Special Olympics: Das deutsche Team betritt durch einen Herzbogen aus riesigen Armen das Olympiastation
Willkommen in Berlin: Die Athletinnen und Athleten betreten das Olympiastadion bei der Eröffnungszeremonie durch ein riesiges Herz.
© Special Olympics World Games Berlin 2023 / Tilo Wiedensohler/camera4
Zum ersten Mal fanden in Deutschland die Special Olympic World Games statt – die größte inklusive Sportveranstaltung der Welt. Unsere Kollegin Andrea war als freiwillige Helferin dabei. Jetzt fragt sie sich, wer hier eigentlich das Handicap hat. Über eine Reise, die direkt ins Herz traf.

"Und, wie war's?" Natürlich möchten die Kolleg:innen nach meiner Rückkehr wissen, was ich bei meinem Volunteer-Einsatz erlebt habe. Dafür hatte mein Arbeitgeber mich und weitere 22 Mitarbeiter:innen eine Woche lang freigestellt und nach Berlin entsandt – ein alles andere als selbstverständlicher Beitrag für gelebte Vielfalt, Integration und soziales Engagement, finde ich. Meine Antwort: "Die beglückendste Erfahrung meines Lebens!" Klingt pathetisch, ich weiß. Vor allem aus dem Mund einer Norddeutschen, wie mir. Das kommt davon, wenn man unverhofft in ein lautes, buntes, bezauberndes Feenland versetzt wird, in dem scheinbar flächendeckend Glücksgefühlespender installiert sind und wie eine Sprinkleranlage ihren Inhalt auf die Anwesenden herabrieseln lassen.

Wettbewerbe statt Wettkämpfe

Was ist hier so besonders? Es sind die Menschen. Diese speziellen, die bei den Spielen die Hauptpersonen sind. Menschen mit geistiger oder mehrfacher Behinderung, die mutig ihr Bestes geben. Denn so lautet der Leitsatz der Special Olympics: "Ich will gewinnen, doch wenn ich nicht gewinnen kann, so will ich mutig mein Bestes geben!" Die 7.000 Athletinnen und Athleten aus 190 Ländern treten zwar gegeneinander aber eigentlich vielmehr miteinander in sportlichen Wettbewerben an – Wettkämpfe sind es nicht, auf die Wortwahl wird geachtet! Es geht um Spaß, um Teilhabe, Inklusion. Das wird überall spürbar. 26 Disziplinen sind dabei, wie Leichtathletik, Schwimmen, Rhythmische Sportgymnastik und natürlich zahlreiche Ballsportarten.
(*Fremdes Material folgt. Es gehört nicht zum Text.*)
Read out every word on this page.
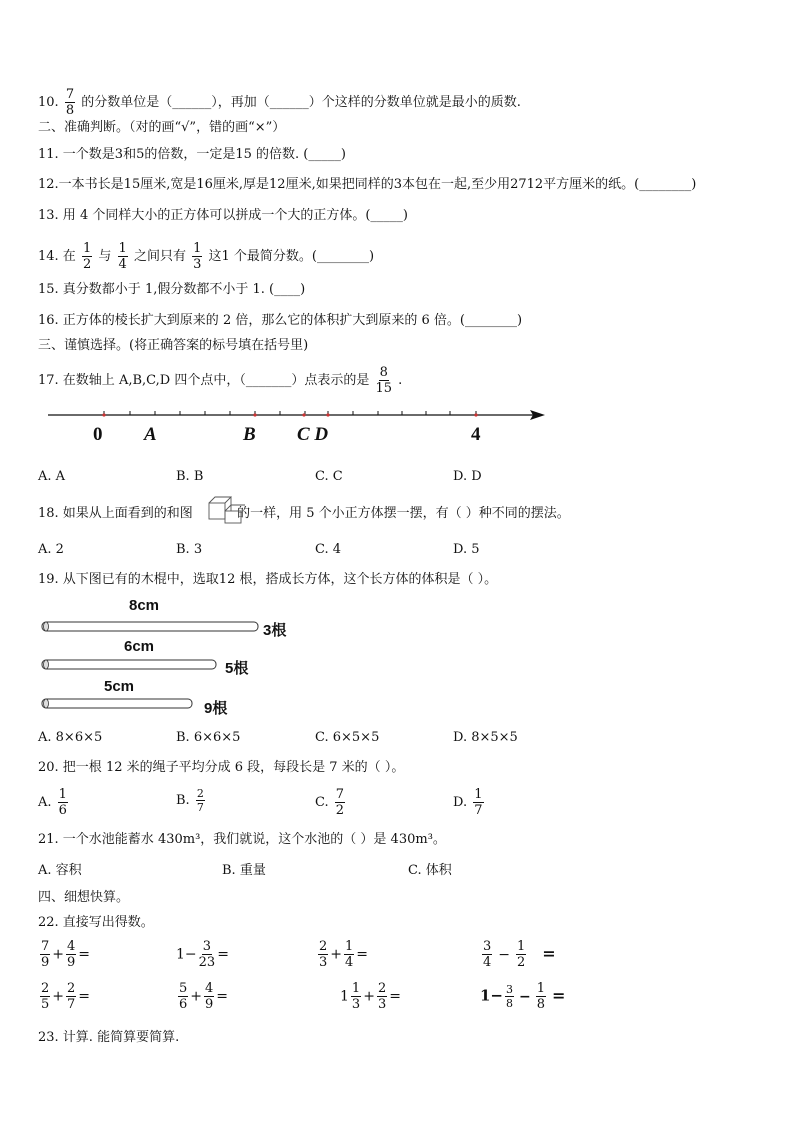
10. $\frac{7}{8}$ 的分数单位是（______），再加（______）个这样的分数单位就是最小的质数.
二、准确判断。（对的画“√”，错的画“×”）
11. 一个数是3和5的倍数，一定是15 的倍数. (_____)
12.一本书长是15厘米,宽是16厘米,厚是12厘米,如果把同样的3本包在一起,至少用2712平方厘米的纸。(________)
13. 用 4 个同样大小的正方体可以拼成一个大的正方体。(_____)
14. 在 $\frac{1}{2}$ 与 $\frac{1}{4}$ 之间只有 $\frac{1}{3}$ 这1 个最简分数。(________)
15. 真分数都小于 1,假分数都不小于 1. (____)
16. 正方体的棱长扩大到原来的 2 倍，那么它的体积扩大到原来的 6 倍。(________)
三、谨慎选择。(将正确答案的标号填在括号里)
17. 在数轴上 A,B,C,D 四个点中，（_______）点表示的是 $\frac{8}{15}$ .
0 A	B C D	4
A. A	B. B	C. C	D. D
18. 如果从上面看到的和图	的一样，用 5 个小正方体摆一摆，有（ ）种不同的摆法。
A. 2	B. 3	C. 4	D. 5
19. 从下图已有的木棍中，选取12 根，搭成长方体，这个长方体的体积是（ ）。
8cm
3根
6cm
5根
5cm
9根
A. 8×6×5	B. 6×6×5	C. 6×5×5	D. 8×5×5
20. 把一根 12 米的绳子平均分成 6 段，每段长是 7 米的（ ）。
A. $\frac{1}{6}$	B. $\frac{2}{7}$	C. $\frac{7}{2}$	D. $\frac{1}{7}$
21. 一个水池能蓄水 430m³，我们就说，这个水池的（ ）是 430m³。
A. 容积	B. 重量	C. 体积
四、细想快算。
22. 直接写出得数。
$\frac{7}{9} + \frac{4}{9}$ =	$1- \frac{3}{23}$ =	$\frac{2}{3} + \frac{1}{4}$ =	$\frac{3}{4} - \frac{1}{2}$ =
$\frac{2}{5} + \frac{2}{7}$ =	$\frac{5}{6} + \frac{4}{9}$ =	$1 \frac{1}{3} + \frac{2}{3}$ =	$1- \frac{3}{8} - \frac{1}{8}$ =
23. 计算. 能简算要简算.
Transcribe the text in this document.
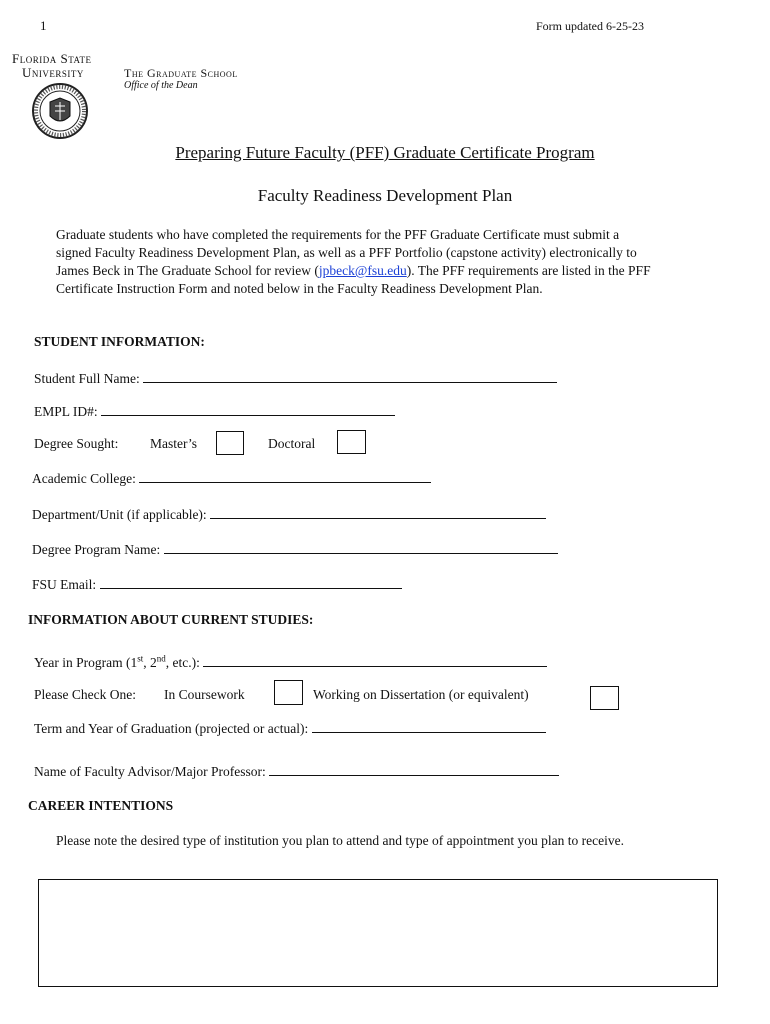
1	Form updated 6-25-23
Florida State
University	The Graduate School
Office of the Dean
Preparing Future Faculty (PFF) Graduate Certificate Program
Faculty Readiness Development Plan
Graduate students who have completed the requirements for the PFF Graduate Certificate must submit a signed Faculty Readiness Development Plan, as well as a PFF Portfolio (capstone activity) electronically to James Beck in The Graduate School for review (jpbeck@fsu.edu). The PFF requirements are listed in the PFF Certificate Instruction Form and noted below in the Faculty Readiness Development Plan.
STUDENT INFORMATION:
Student Full Name:
EMPL ID#:
Degree Sought: Master’s	Doctoral
Academic College:
Department/Unit (if applicable):
Degree Program Name:
FSU Email:
INFORMATION ABOUT CURRENT STUDIES:
Year in Program (1st, 2nd, etc.):
Please Check One: In Coursework	Working on Dissertation (or equivalent)
Term and Year of Graduation (projected or actual):
Name of Faculty Advisor/Major Professor:
CAREER INTENTIONS
Please note the desired type of institution you plan to attend and type of appointment you plan to receive.
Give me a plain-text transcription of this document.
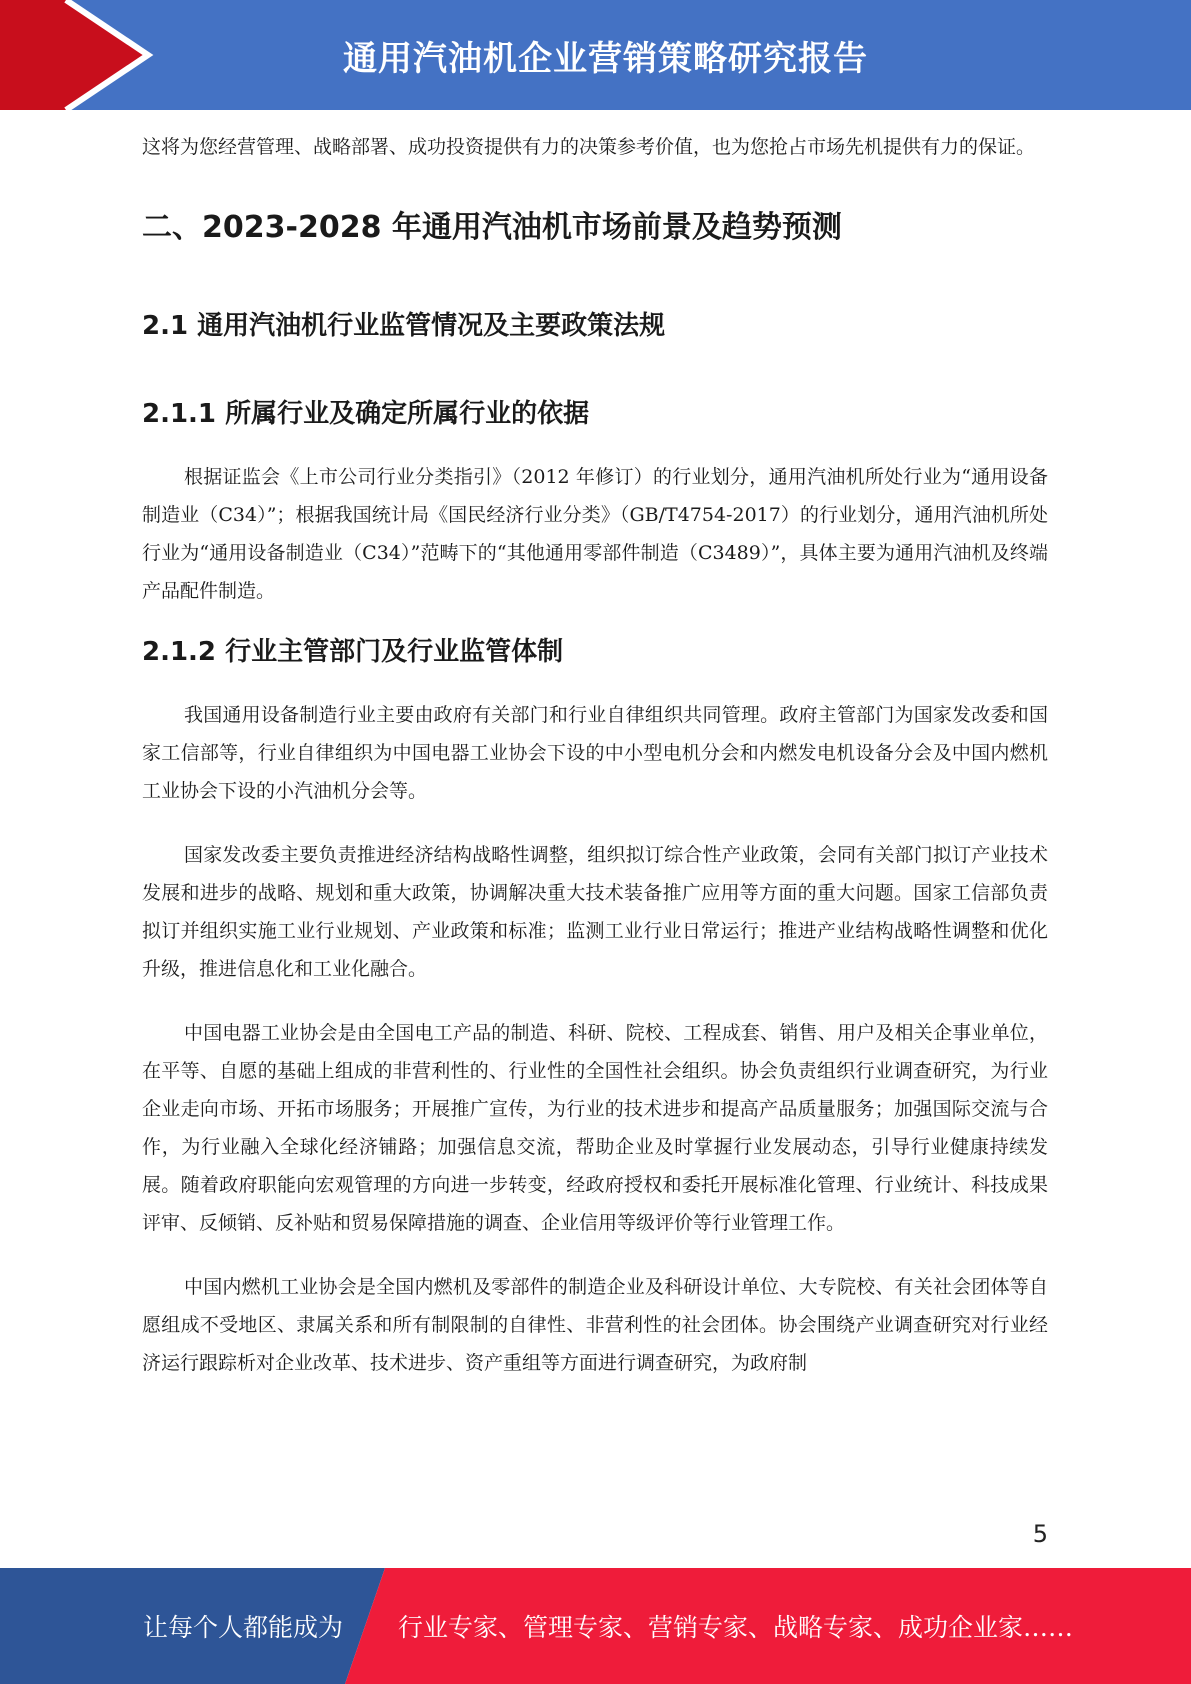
通用汽油机企业营销策略研究报告

这将为您经营管理、战略部署、成功投资提供有力的决策参考价值，也为您抢占市场先机提供有力的保证。

二、2023-2028 年通用汽油机市场前景及趋势预测
2.1 通用汽油机行业监管情况及主要政策法规
2.1.1 所属行业及确定所属行业的依据

根据证监会《上市公司行业分类指引》（2012 年修订）的行业划分，通用汽油机所处行业为“通用设备制造业（C34）”；根据我国统计局《国民经济行业分类》（GB/T4754-2017）的行业划分，通用汽油机所处行业为“通用设备制造业（C34）”范畴下的“其他通用零部件制造（C3489）”，具体主要为通用汽油机及终端产品配件制造。

2.1.2 行业主管部门及行业监管体制

我国通用设备制造行业主要由政府有关部门和行业自律组织共同管理。政府主管部门为国家发改委和国家工信部等，行业自律组织为中国电器工业协会下设的中小型电机分会和内燃发电机设备分会及中国内燃机工业协会下设的小汽油机分会等。

国家发改委主要负责推进经济结构战略性调整，组织拟订综合性产业政策，会同有关部门拟订产业技术发展和进步的战略、规划和重大政策，协调解决重大技术装备推广应用等方面的重大问题。国家工信部负责拟订并组织实施工业行业规划、产业政策和标准；监测工业行业日常运行；推进产业结构战略性调整和优化升级，推进信息化和工业化融合。

中国电器工业协会是由全国电工产品的制造、科研、院校、工程成套、销售、用户及相关企事业单位，在平等、自愿的基础上组成的非营利性的、行业性的全国性社会组织。协会负责组织行业调查研究，为行业企业走向市场、开拓市场服务；开展推广宣传，为行业的技术进步和提高产品质量服务；加强国际交流与合作，为行业融入全球化经济铺路；加强信息交流，帮助企业及时掌握行业发展动态，引导行业健康持续发展。随着政府职能向宏观管理的方向进一步转变，经政府授权和委托开展标准化管理、行业统计、科技成果评审、反倾销、反补贴和贸易保障措施的调查、企业信用等级评价等行业管理工作。

中国内燃机工业协会是全国内燃机及零部件的制造企业及科研设计单位、大专院校、有关社会团体等自愿组成不受地区、隶属关系和所有制限制的自律性、非营利性的社会团体。协会围绕产业调查研究对行业经济运行跟踪析对企业改革、技术进步、资产重组等方面进行调查研究，为政府制

5
让每个人都能成为 行业专家、管理专家、营销专家、战略专家、成功企业家……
Mein Einsatzort ist die Volleyballhalle. Hätte ich es mir vorher aussuchen können, wäre meine Wahl vielleicht auf die Leichtathletik gefallen. Aber zum Glück (das kann ich im Nachhinein sagen) bin ich bei einer Mannschaftssportart gelandet. Denn hier bilden Athletinnen und Athleten gemeinsam mit sogenannten Unified Partners ein Team. Das heißt, es stehen immer drei Menschen mit geistiger oder mehrfacher Behindertung zusammen mit drei Sportler:innen ohne Beeinträchtigung auf dem Feld. Und darin steckt der ganz besondere Zauber.

Inklusion, was sonst?

Manche Teams sind reine Frauen- oder reine Männermannschaften, aber es gibt auch Mixed Teams. Wer unter ihnen Athlet und wer Partner ist, lässt sich mitunter gleich auf den ersten Blick erkennen, manchmal kann ich nur raten. Unter einer geistigen Behinderung versteht die WHO eine "Intelligenzminderung durch eine verzögerte oder unvollständige Entwicklung der geistigen Fähigkeiten". Bei den Ursachen handelt es sich häufig um Gendefekte, wie etwa Trisomie 21, dem Down-Syndrom. Aber auch Infektionen, Vergiftungen (zum Beispiel durch Alkoholkonsum) oder schwere Mangelzustände der Mutter während der Schwangerschaft oder unter der Geburt können dazu führen, dass sich die kognitiven und koordinativen Fähigkeiten des Kindes nur bis zu einem gewissen Grad entfalten.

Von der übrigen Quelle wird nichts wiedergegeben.